An advertising boycott of YouTube is broadening, a sign that big-spending companies doubt Google’s ability to prevent marketing campaigns from appearing alongside repugnant videos.
PepsiCo, Wal-Mart Stores and Starbucks on Friday (3/24) confirmed that they have also suspended their advertising on YouTube after the Wall Street Journal found Google’s automated programs placed their brands on five videos containing racist content. AT&T, Verizon, Johnson & Johnson, Volkswagen and several other companies pulled ads earlier this week.
The defections are continuing even after Google apologized for tainting brands and outlined steps to ensure ads don’t appear alongside unsavory videos.
It’s not an easy problem to fix, even for a company with the brainpower that Google has drawn upon to build a search engine that billions trust to find the information they want in a matter of seconds.
Google depends mostly on automated programs to place ads in YouTube videos because the job is too much for humans to handle on their own. About 400 hours of video is now posted on YouTube each minute.

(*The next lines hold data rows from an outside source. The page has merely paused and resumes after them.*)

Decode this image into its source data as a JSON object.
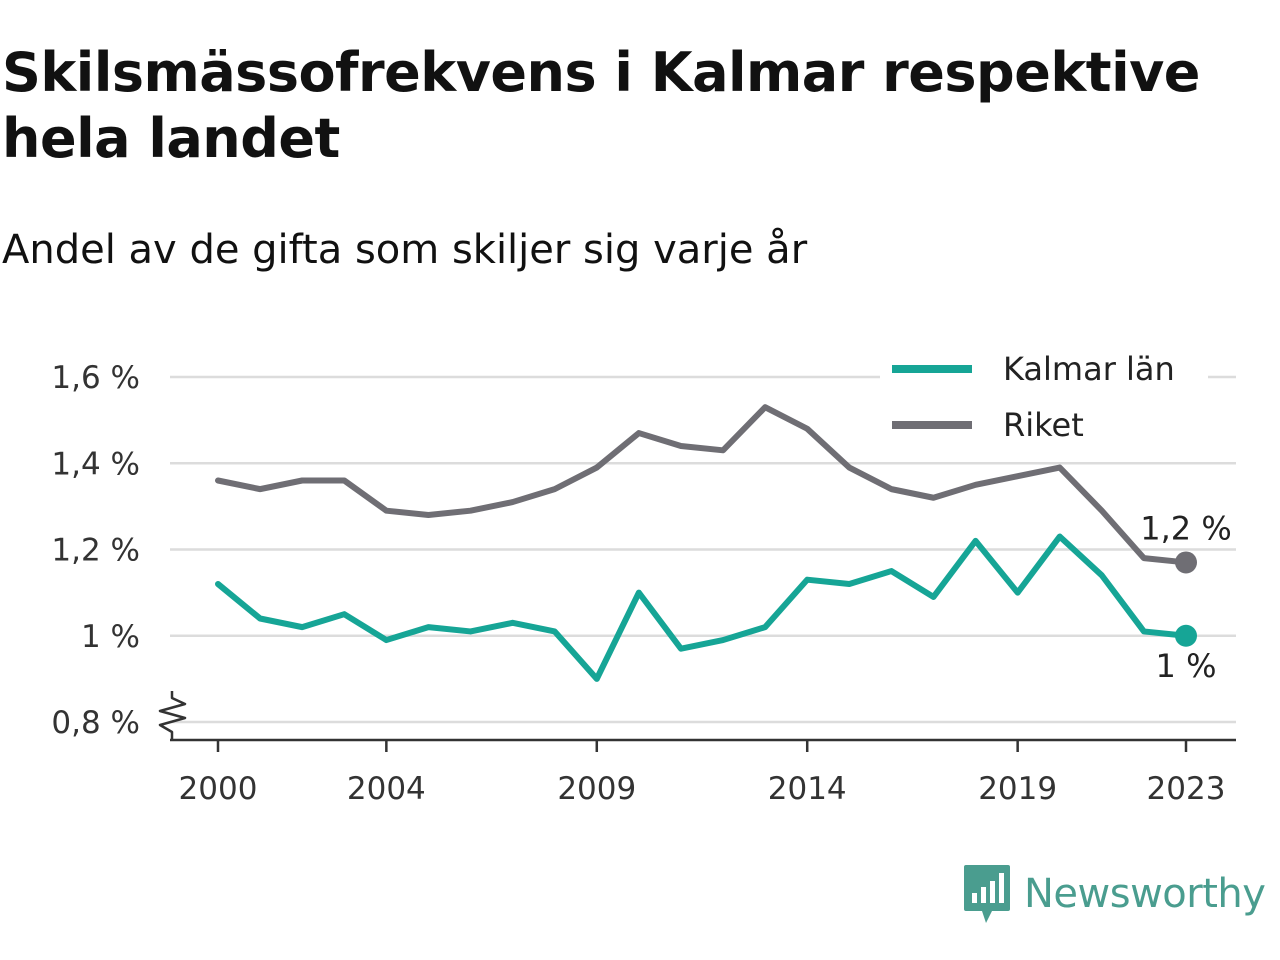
{
  "title": "Skilsmässofrekvens i Kalmar respektive hela landet",
  "subtitle": "Andel av de gifta som skiljer sig varje år",
  "brand": "Newsworthy",
  "colors": {
    "kalmar": "#16a596",
    "riket": "#6f6e74",
    "grid": "#dcdcdc",
    "axis": "#333333",
    "brand": "#4a9d8f"
  },
  "chart_data": {
    "type": "line",
    "x": [
      2000,
      2001,
      2002,
      2003,
      2004,
      2005,
      2006,
      2007,
      2008,
      2009,
      2010,
      2011,
      2012,
      2013,
      2014,
      2015,
      2016,
      2017,
      2018,
      2019,
      2020,
      2021,
      2022,
      2023
    ],
    "x_ticks": [
      2000,
      2004,
      2009,
      2014,
      2019,
      2023
    ],
    "y_ticks": [
      0.8,
      1.0,
      1.2,
      1.4,
      1.6
    ],
    "y_tick_labels": [
      "0,8 %",
      "1 %",
      "1,2 %",
      "1,4 %",
      "1,6 %"
    ],
    "ylim": [
      0.8,
      1.6
    ],
    "grid": true,
    "legend": "top-right",
    "series": [
      {
        "name": "Kalmar län",
        "color": "#16a596",
        "values": [
          1.12,
          1.04,
          1.02,
          1.05,
          0.99,
          1.02,
          1.01,
          1.03,
          1.01,
          0.9,
          1.1,
          0.97,
          0.99,
          1.02,
          1.13,
          1.12,
          1.15,
          1.09,
          1.22,
          1.1,
          1.23,
          1.14,
          1.01,
          1.0
        ],
        "end_label": "1 %"
      },
      {
        "name": "Riket",
        "color": "#6f6e74",
        "values": [
          1.36,
          1.34,
          1.36,
          1.36,
          1.29,
          1.28,
          1.29,
          1.31,
          1.34,
          1.39,
          1.47,
          1.44,
          1.43,
          1.53,
          1.48,
          1.39,
          1.34,
          1.32,
          1.35,
          1.37,
          1.39,
          1.29,
          1.18,
          1.17
        ],
        "end_label": "1,2 %"
      }
    ]
  }
}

The company has pledged to hire more people to review videos and develop even more sophisticated programs to teach its computers to figure out which clips would be considered to be too despicable for advertising.

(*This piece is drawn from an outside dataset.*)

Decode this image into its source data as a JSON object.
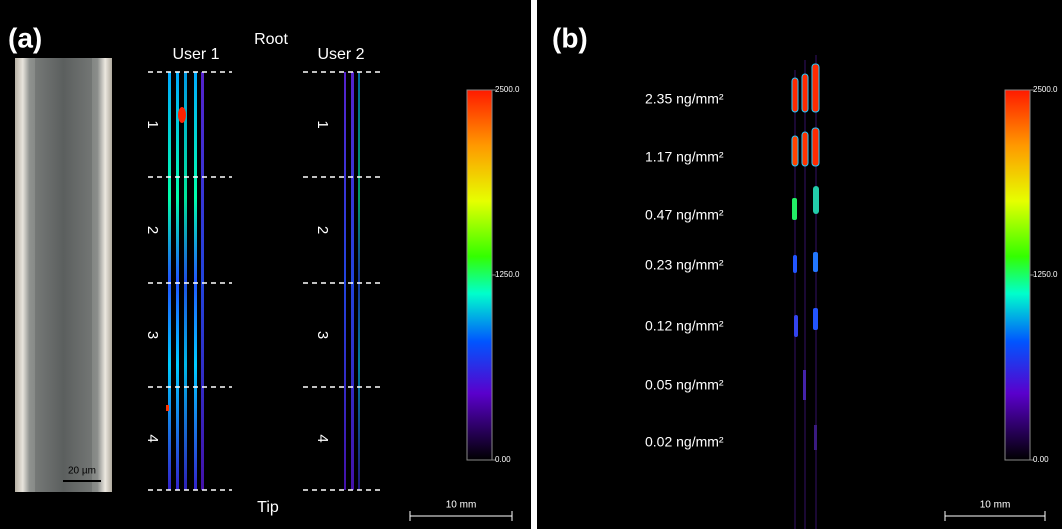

Contacted Friday, Google stood by its earlier promise, signaling the company’s confidence that it will be able to placate advertisers. As part of that effort, Google intends to block more objectionable videos from ever being posted on YouTube — an effort that could spur complaints about censorship.
Some outraged advertisers are making it clear that they won’t return to YouTube until they are certain Google has the situation under control.
“The content with which we are being associated is appalling and completely against our company values,” Wal-Mart said in a Friday statement.
Besides suspending their spending on YouTube, Wal-Mart, PepsiCo and several other companies have said they will stop buying ads that Google places on more than two million other third-party websites.
If Google can’t lure back advertisers, it could result in a loss of hundreds of millions of dollars in revenue. Most analysts, though, doubt the ad boycott will seriously hurt Google’s corporate parent, Alphabet Inc.
Although they have been growing rapidly, YouTube’s ads still only represent a relatively small financial piece of Alphabet, whose revenue totaled $73.5 billion last year after subtracting commissions paid to Google’s partners. YouTube accounted for $5.6 billion, or nearly 8 percent, of that total, based on estimates from the research firm eMarketer Inc.
At most, RBC Capital Markets analyst Mark Mahaney said he expects the YouTube ad boycott to trim Alphabet’s net revenue by about 2 percent this year.
Moody’s Investor Service predicted the backlash won’t last long because Google is “laser-focused” on cleaning things up on YouTube.
Alphabet’s stock price has fallen nearly 4 percent since the boycott began last week after an investigation by The Times in London revealed the ads of major brands were appearing in YouTube videos delving into contentious themes. The shares fell $4.51 to close at $835.14 Friday.
ANA statement
Bob Liodice, CEO of the ANA (Association of National Advertisers), issued on Friday the following statement in response to press inquiries about marketers who have recently suspended advertising on Google’s YouTube website. SHOOT received that statement which read:
“There is no more important asset for a marketer than the brand,” stated Liodice. “Brands are the basis for marketers’ relationships with consumers and customers. Brand value, brand equity and brand loyalty are all treasured assets that we, as marketers, are entrusted to build, nurture, grow and strengthen. That is our essential role. Anything that disrupts, disturbs or threatens consumer and customer relationships – relationships based on trust and positive experiences – should be avoided at all costs.
“In the interest of safeguarding brand assets, several ANA members have suspended advertising on Google websites, including YouTube, after some ads were placed near objectionable content including hate speech and terrorist-oriented websites. Their concerns for their brands well-being is rational, appropriate and warranted. ANA strongly believes that brand safety is of paramount importance to our members. No marketer should ever place its brand at risk. All agency and media partners should recognize that — above all other objectives — protecting the brand should stand head and shoulders above everything else.”
Liodice contineud, “We join the ecosystem in calling upon all digital advertising platforms to take the necessary steps to guarantee the safety and reputations of our brands. Brands choose those platforms to work hard for them to achieve all of their business and brand building objectives. But the most important of those priorities is “to do no harm.”
“We view brand safety issues as an unfortunate example of the many challenges that exist throughout the digital media supply chain. The current crisis is representative of the issues that ANA – and others — have raised with respect to fraud and risk, reduced transparency, suboptimum measurement and nebulous productivity. A dearth of trust and a need for verification lie at the heart of these problems. We urge our members, their agencies and their media partners to work energetically to rectify these concerns and improve the quality of the digital media supply chain.”
AP Technology Writer Mae Anderson in New York contributed to this story.